可以在文件和目录上执行 save 命令(FILE _ o _ o _ directory 必须替换为我们要为其保存 ACL 的文件或目录的名称)。
While the restore command only works on directories.
而 restore 命令只对目录有效。
An example of use is as follows:
使用的一个例子如下:
E:\> icacls filediprova.txt /save aclfile /t
E:\>icacls . /restore aclfile
As you can see, in restore command case we will not use filediprova.txt but the directory in which it is contained.
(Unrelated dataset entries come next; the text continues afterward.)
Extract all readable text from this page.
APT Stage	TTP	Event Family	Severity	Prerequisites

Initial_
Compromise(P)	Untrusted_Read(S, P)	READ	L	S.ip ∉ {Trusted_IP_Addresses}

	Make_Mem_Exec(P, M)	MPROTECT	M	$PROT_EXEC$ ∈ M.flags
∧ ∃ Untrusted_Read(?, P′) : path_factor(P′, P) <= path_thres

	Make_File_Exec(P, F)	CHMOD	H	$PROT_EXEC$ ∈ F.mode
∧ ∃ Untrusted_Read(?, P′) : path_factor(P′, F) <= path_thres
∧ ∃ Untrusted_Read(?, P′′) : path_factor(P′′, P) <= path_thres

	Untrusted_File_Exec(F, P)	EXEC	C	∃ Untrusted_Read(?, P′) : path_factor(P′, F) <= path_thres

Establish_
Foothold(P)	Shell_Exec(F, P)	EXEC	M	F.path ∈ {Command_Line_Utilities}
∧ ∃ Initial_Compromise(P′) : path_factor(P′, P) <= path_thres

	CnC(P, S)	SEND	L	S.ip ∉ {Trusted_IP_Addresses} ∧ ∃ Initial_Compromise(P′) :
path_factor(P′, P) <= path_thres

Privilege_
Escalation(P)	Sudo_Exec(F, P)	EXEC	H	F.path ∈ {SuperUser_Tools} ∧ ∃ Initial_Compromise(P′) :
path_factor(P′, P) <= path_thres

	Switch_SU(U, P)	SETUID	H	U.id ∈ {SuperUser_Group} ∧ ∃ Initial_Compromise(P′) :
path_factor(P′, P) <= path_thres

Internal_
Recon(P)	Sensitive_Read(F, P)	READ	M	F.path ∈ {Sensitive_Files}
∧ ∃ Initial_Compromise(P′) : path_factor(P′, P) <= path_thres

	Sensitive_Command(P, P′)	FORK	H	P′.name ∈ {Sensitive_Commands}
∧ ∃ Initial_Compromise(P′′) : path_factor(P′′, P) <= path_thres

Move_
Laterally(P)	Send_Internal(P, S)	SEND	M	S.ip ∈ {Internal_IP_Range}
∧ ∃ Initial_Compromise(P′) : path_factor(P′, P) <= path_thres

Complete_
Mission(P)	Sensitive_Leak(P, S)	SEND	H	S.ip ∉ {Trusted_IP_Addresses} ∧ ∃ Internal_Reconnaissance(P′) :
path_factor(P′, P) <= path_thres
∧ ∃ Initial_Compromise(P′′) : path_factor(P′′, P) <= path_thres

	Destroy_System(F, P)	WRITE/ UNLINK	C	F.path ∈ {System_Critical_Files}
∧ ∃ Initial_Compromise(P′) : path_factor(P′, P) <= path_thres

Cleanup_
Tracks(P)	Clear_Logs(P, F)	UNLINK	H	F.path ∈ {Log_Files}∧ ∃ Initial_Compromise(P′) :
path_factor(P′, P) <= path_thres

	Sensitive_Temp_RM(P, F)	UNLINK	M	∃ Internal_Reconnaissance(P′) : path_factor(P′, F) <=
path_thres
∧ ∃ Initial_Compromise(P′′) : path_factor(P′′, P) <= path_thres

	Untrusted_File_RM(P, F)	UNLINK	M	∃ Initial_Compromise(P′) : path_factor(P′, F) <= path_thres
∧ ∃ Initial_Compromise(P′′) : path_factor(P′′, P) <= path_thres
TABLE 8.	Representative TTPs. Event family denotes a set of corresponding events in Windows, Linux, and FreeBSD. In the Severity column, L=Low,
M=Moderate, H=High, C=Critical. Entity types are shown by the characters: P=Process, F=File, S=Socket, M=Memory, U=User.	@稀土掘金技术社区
正如您所看到的,在 restore 命令情况下,我们将不使用 filediprova.txt,而是使用包含它的目录。
Conclusions
结论
In Windows systems, the ability managing access control lists is a strength that allows users and processes to make the best use of resources.
In some cases, it can be complicated, but with icacls tool, we can have many functions that help to ensure security.
在 Windows 系统中,管理访问控制列表的能力是允许用户和进程最佳利用资源的一个优点。在某些情况下,它可能比较复杂,但是使用 icacl 工具,我们可以使用许多功能来帮助确保安全性。